A short while after the bombs in London someone posted a link to a file that contained the co-ordinates of the various sites where the bombs exploded. It was a .kmz file and when I “double clicked” it, Google Earth opened and scrolled the locations into view. It was pretty cool.
For an *AGE* I’ve wanted to do something with the waypoints of geocaches in South Africa so that I can visually see how far the caches are from my house, and try and plan which caches to get in which order when I go caching.
I knew that GeoCaching.com gave you the ability to download the cache coordinates, so I set about learning their format (based on the file I downloaded), and I did the same for the Google Earth .kmz file. Basically they’re both simple XML files (the .kmz file is just a zipped up .kml file which contains XML). Unfortunately as a non-paying GeoCaching.com member I can only download the cache locations that are displayed in their grid, so I had to manually change to each page of their grid and download the locations on the page.
20 minutes later I had them all downloaded, and merged into one big file, and I started processing them. I’m not the biggest guru when it comes to working with XML so I kinda hacked my way around some XPath queries and XPathNavigators in .Net but I ended up with a pretty easy way to get all the info out of the GeoCaching .loc file, and I then outputted the right format for the Google Earth .kml file.

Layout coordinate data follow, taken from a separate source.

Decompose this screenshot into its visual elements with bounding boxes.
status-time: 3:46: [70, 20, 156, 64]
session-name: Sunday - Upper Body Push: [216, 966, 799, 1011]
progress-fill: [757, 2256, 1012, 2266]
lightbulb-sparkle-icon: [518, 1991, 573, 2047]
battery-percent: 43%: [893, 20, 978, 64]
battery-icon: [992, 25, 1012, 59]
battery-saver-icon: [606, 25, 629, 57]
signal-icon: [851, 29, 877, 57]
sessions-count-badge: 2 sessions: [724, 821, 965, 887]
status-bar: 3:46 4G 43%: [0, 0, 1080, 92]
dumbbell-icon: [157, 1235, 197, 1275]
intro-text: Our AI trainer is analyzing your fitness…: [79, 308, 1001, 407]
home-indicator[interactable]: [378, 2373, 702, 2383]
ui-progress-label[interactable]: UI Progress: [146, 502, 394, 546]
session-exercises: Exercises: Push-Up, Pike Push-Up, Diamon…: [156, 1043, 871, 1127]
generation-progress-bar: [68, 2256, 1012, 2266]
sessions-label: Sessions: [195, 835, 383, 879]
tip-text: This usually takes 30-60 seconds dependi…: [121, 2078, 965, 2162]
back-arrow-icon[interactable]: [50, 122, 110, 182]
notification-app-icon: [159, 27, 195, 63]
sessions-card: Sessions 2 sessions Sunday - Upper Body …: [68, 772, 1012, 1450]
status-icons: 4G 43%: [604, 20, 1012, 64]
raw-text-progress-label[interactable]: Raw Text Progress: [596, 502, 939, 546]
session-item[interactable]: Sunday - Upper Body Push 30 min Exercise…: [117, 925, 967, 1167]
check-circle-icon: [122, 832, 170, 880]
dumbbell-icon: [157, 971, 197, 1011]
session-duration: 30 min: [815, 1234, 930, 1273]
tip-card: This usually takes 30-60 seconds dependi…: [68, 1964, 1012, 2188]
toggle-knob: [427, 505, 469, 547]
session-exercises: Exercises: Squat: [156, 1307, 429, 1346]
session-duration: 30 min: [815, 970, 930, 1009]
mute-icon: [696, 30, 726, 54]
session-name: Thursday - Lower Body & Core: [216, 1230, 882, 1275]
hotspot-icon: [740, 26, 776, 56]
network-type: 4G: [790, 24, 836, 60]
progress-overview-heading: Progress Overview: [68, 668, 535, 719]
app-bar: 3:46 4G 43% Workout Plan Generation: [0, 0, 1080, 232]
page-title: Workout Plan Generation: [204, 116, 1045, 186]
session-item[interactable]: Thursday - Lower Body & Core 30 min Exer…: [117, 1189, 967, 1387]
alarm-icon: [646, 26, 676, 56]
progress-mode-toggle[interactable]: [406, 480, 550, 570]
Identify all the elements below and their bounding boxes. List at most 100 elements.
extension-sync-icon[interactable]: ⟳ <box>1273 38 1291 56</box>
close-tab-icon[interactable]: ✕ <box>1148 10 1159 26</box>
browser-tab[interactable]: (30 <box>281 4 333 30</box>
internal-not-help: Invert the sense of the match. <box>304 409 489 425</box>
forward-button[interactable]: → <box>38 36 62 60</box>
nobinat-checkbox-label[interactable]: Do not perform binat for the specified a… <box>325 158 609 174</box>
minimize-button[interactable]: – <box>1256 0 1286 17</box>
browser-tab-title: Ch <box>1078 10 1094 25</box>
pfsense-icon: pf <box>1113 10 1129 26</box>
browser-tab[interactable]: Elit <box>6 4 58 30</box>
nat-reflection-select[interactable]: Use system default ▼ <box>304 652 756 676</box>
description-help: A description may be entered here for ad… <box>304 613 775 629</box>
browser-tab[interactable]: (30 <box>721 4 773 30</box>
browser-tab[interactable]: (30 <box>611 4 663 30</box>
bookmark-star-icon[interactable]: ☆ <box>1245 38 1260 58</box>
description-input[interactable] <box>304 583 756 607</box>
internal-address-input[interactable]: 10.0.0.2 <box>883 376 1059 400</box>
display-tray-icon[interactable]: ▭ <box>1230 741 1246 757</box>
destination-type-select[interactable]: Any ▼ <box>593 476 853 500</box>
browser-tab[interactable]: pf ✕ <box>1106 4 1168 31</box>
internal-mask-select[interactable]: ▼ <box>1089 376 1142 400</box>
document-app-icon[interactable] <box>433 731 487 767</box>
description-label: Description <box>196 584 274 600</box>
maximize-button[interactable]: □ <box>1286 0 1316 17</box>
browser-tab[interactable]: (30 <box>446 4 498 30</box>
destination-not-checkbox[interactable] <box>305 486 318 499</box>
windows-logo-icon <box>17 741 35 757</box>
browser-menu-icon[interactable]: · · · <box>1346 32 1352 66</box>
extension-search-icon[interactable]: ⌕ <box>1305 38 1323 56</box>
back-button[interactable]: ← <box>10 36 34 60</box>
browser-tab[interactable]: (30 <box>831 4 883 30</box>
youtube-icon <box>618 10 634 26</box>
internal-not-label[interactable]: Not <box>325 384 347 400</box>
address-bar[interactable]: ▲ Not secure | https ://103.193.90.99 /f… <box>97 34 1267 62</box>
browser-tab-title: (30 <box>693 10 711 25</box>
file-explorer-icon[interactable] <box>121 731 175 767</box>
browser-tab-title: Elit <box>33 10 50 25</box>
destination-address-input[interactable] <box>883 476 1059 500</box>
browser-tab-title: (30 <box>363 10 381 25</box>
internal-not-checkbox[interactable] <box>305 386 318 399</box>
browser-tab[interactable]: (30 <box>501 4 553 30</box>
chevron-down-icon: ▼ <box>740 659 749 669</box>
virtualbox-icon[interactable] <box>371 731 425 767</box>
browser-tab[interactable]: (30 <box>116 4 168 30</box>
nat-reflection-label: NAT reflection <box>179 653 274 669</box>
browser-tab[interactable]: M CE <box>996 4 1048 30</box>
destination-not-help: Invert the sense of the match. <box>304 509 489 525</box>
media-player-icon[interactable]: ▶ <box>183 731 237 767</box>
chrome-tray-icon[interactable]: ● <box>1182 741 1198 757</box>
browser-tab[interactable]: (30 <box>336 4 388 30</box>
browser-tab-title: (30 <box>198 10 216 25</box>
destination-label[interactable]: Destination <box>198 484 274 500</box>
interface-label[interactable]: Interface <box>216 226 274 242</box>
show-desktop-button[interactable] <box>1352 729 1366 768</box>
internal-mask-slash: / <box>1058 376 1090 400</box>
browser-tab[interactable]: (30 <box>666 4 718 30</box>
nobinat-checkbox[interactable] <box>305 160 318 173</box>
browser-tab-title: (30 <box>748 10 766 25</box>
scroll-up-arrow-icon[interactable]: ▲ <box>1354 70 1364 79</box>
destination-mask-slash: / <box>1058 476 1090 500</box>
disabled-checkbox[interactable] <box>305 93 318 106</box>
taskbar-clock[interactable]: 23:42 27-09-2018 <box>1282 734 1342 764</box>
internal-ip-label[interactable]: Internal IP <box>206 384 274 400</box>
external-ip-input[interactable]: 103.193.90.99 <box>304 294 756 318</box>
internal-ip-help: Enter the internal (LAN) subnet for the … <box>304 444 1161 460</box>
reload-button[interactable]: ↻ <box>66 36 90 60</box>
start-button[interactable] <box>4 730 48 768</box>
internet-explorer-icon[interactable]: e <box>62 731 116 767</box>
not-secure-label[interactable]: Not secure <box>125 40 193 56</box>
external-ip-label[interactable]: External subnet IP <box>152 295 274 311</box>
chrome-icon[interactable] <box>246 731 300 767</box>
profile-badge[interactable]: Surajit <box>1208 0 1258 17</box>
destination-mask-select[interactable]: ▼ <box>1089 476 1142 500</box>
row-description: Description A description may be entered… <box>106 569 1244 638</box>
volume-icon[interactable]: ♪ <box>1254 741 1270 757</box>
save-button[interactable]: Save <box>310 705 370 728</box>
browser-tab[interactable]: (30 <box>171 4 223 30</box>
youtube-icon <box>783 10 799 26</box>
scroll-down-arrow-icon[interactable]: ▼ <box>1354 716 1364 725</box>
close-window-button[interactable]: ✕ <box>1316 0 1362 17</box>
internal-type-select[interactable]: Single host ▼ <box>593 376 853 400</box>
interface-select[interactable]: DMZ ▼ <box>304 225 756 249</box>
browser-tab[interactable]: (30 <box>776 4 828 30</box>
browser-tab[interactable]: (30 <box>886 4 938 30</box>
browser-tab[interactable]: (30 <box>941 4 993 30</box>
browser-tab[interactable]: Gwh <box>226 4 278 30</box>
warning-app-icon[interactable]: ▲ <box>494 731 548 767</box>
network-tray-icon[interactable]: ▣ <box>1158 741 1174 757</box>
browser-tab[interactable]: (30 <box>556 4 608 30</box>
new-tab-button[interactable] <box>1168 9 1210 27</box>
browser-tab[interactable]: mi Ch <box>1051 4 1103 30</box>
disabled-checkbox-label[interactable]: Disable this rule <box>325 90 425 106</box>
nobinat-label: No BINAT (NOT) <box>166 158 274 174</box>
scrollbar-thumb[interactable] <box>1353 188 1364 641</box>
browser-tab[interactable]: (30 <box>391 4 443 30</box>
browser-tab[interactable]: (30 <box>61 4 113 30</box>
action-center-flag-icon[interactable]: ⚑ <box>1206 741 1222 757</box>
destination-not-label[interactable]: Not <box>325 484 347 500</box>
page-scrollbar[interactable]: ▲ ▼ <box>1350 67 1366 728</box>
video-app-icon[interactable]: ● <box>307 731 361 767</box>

The outputting of the .kml file is really bad because I got lazy so I’m not using .Net objects to create an XML Document or anything, I just use Console.WriteLine and write out what I want. (I’ll fix that when next I have some time.) But the result is a list of all the caching locations in South Africa. And here is “Paul’s List of Google Earth Coordinates for GeoCaches In South Africa” the list as of yesterday (12/07/2005)
[Update: There was a problem with the link to the file – aparently IIS 6 didn’t like the file type, butafter adding a custom mime header thingy to my IIS config, it was all sorted out.]